“Did you?” Her lower lip trembled for a beat, but she firmed it, visibly refusing to give in to the pity she was feeling for him. “Don’t tell me I wouldn’t have chosen you. You tell yourself lies about not being wanted or worthy because you’re afraid to hope for good.”
“While my father lies to himself so he doesn’t have to acknowledge the bad.”
The road was water-like in front of him. Wavy. Lifting and lowering.
He’d been wearing a brown paper bag with eye holes, so he’d only been able to look straight forward, but now…now he could see that he’d been suffering from the same affliction as his father this whole time. They’d just handled the disappearance of his mother in different ways. She’d left a void and they’d filled it with a new reality of their choosing. Tucker’s father had refused to accept she left of her own free will.
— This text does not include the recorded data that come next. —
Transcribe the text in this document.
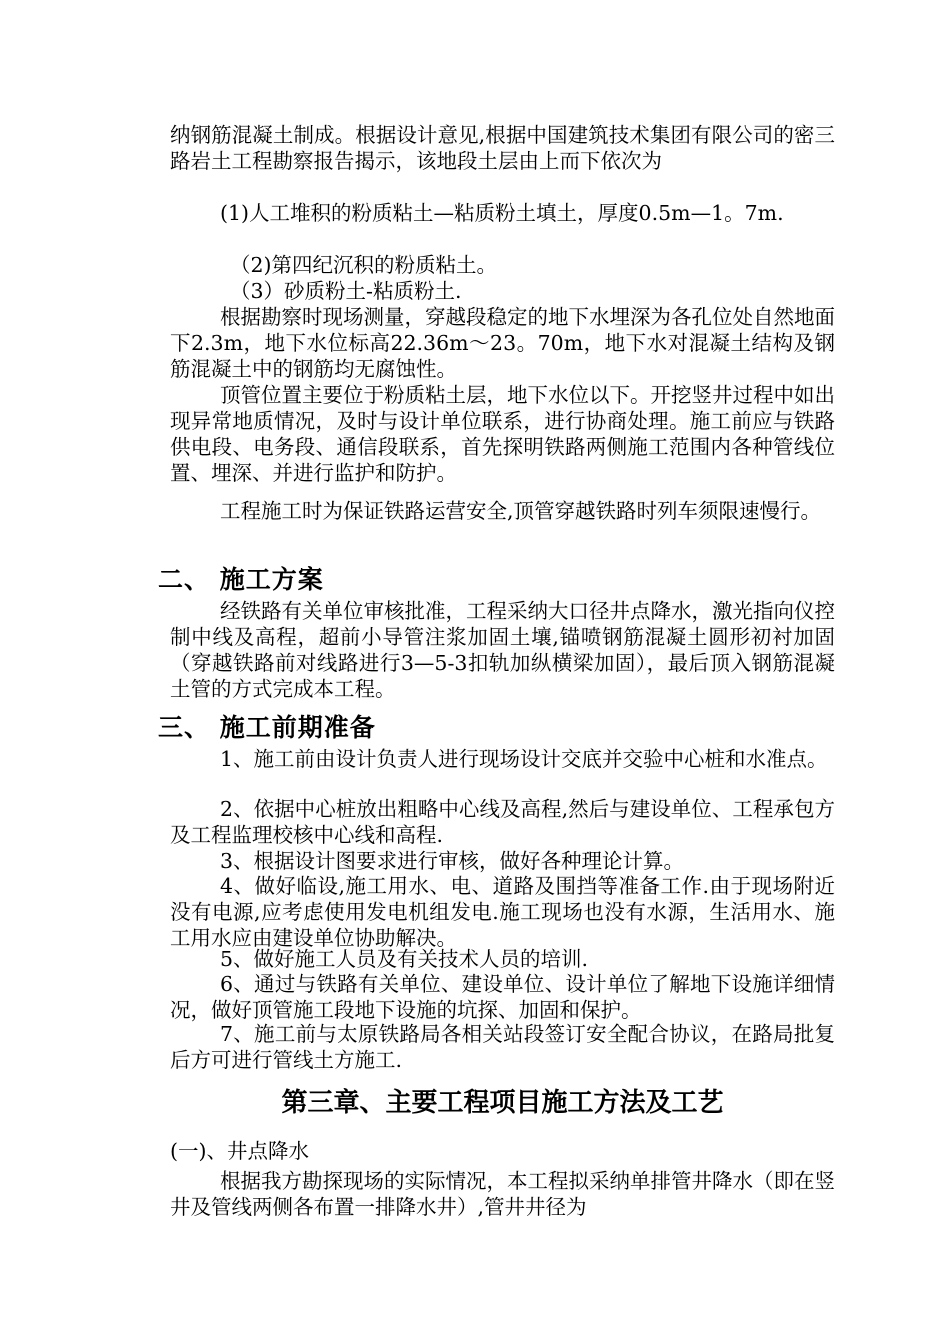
纳钢筋混凝土制成。根据设计意见,根据中国建筑技术集团有限公司的密三路岩土工程勘察报告揭示，该地段土层由上而下依次为

(1)人工堆积的粉质粘土—粘质粉土填土，厚度0.5m—1。7m.

（2)第四纪沉积的粉质粘土。

（3）砂质粉土-粘质粉土.

根据勘察时现场测量，穿越段稳定的地下水埋深为各孔位处自然地面下2.3m，地下水位标高22.36m～23。70m，地下水对混凝土结构及钢筋混凝土中的钢筋均无腐蚀性。

顶管位置主要位于粉质粘土层，地下水位以下。开挖竖井过程中如出现异常地质情况，及时与设计单位联系，进行协商处理。施工前应与铁路供电段、电务段、通信段联系，首先探明铁路两侧施工范围内各种管线位置、埋深、并进行监护和防护。

工程施工时为保证铁路运营安全,顶管穿越铁路时列车须限速慢行。

二、 施工方案

经铁路有关单位审核批准，工程采纳大口径井点降水，激光指向仪控制中线及高程，超前小导管注浆加固土壤,锚喷钢筋混凝土圆形初衬加固（穿越铁路前对线路进行3—5-3扣轨加纵横梁加固），最后顶入钢筋混凝土管的方式完成本工程。

三、 施工前期准备

1、施工前由设计负责人进行现场设计交底并交验中心桩和水准点。

2、依据中心桩放出粗略中心线及高程,然后与建设单位、工程承包方及工程监理校核中心线和高程.

3、根据设计图要求进行审核，做好各种理论计算。

4、做好临设,施工用水、电、道路及围挡等准备工作.由于现场附近没有电源,应考虑使用发电机组发电.施工现场也没有水源，生活用水、施工用水应由建设单位协助解决。

5、做好施工人员及有关技术人员的培训.

6、通过与铁路有关单位、建设单位、设计单位了解地下设施详细情况，做好顶管施工段地下设施的坑探、加固和保护。

7、施工前与太原铁路局各相关站段签订安全配合协议，在路局批复后方可进行管线土方施工.

第三章、主要工程项目施工方法及工艺

(一)、井点降水

根据我方勘探现场的实际情况，本工程拟采纳单排管井降水（即在竖井及管线两侧各布置一排降水井）,管井井径为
Tucker had accepted it, but assumed her leaving meant he was second rate. A man someone might settle for if they ran out of options.
Tucker’s gaze came back into focus and there it was, a few hundred yards away.
His home. The barn.
The satellites were still mounted on top, faded letters on the roof.
He used to feel humiliation when pulling up to this red fence with the missing wooden boards. A sense of resentment that his father couldn’t be normal, like everyone else’s dad. Maybe Tucker should have expected that such an extended absence would soften his judgment of Carl Moore. He never could have expected the wave of homesickness that battered him now, along with a healthy dose of shame.
Mary was right.
He’d made excuses. A lot of them. Not only for himself, blaming his appearance for being alone. But also for never coming back to Buckhannon. Being wanted for questioning? It had never really been about that. It had been about facing this place where he’d been made to feel unwanted. Confronting the cause.
How easy it had been to blame his father’s eccentricities for his isolation, the way he’d drifted, never really taking anything seriously. All along, he’d had his own unresolved hang-ups.
When Mary unhooked her seatbelt, Tucker did the same, his movements jerky. There was a heaviness to the air, words spoken between them that couldn’t be erased, both of them clearly unsettled in the wake of their semi-argument. It caused Tucker physical pain, not being able to haul her across the console into his lap where he would apologize and hold her until the tension dissipated. It wasn’t possible, though. And it never would be.
Tucker tapped his fingers on the steering wheel. “Are you sure you want to do this?”
Mary nodded. “I want to give you the opportunity to see and hear him without revealing yourself. Unless you want to.”
“Nah, I can’t. I…he’s already been pitched so far outside of reality with his belief in UFOs, I’m worried what seeing me would do to him. It’s a whole new can of worms.”
“I understand,” Mary murmured, anxiously chewing her lip. “Are we mad at each other?”
“Come on now, kid. I’m incapable of being mad at you.” He struggled against the urge to reach out and cup her soft cheek. “Thank you. For thinking of this. It never would have occurred to me and now that we’re here, yeah. Yeah, I really want to see him.” He tore his eyes off her and peered through the windshield at the house. “Make sure he’s doing all right.”
“We can sit here a while until you’re ready.”
“This is a town of early risers. The less time we hang around, the better.” He reached into the back seat for the folded white sheet, plus the pillow case for collecting candy and her walking stick. “He won’t see me, but I’ll be right there the whole time, okay?”
“I know you will.”
His stationary heart flipped over at her belief in him. If she could have seen him in that moment, there would have been no mistaking the love. It drenched his expression. Made him feel feverish and freezing cold at the same time, his eyes traveling over her delicate features and memorizing them one by one.
“Tucker?”
“Right. Sorry.” With one last look, he exited the driver’s side and closed the door quietly, crossing to Mary’s, helping her out. Arm in arm, they breached the gate and stepped onto his father’s property, gravel crunching under their feet. They passed his father’s old pickup, same old pile of parts, though it had a few more dings in the back bumper and a fresh, “Ships Happen,” sticker in the rear windshield.
The windows of house were dark, but his sensitized hearing picked up the hum of the satellites on the roof. Static. The frenetic wavering of frequencies. Just like the house’s interior, the night was black, the moon only a sliver, but Tucker was able to navigate them as if it was noon on a sunny day, as opposed to one o’clock in the morning.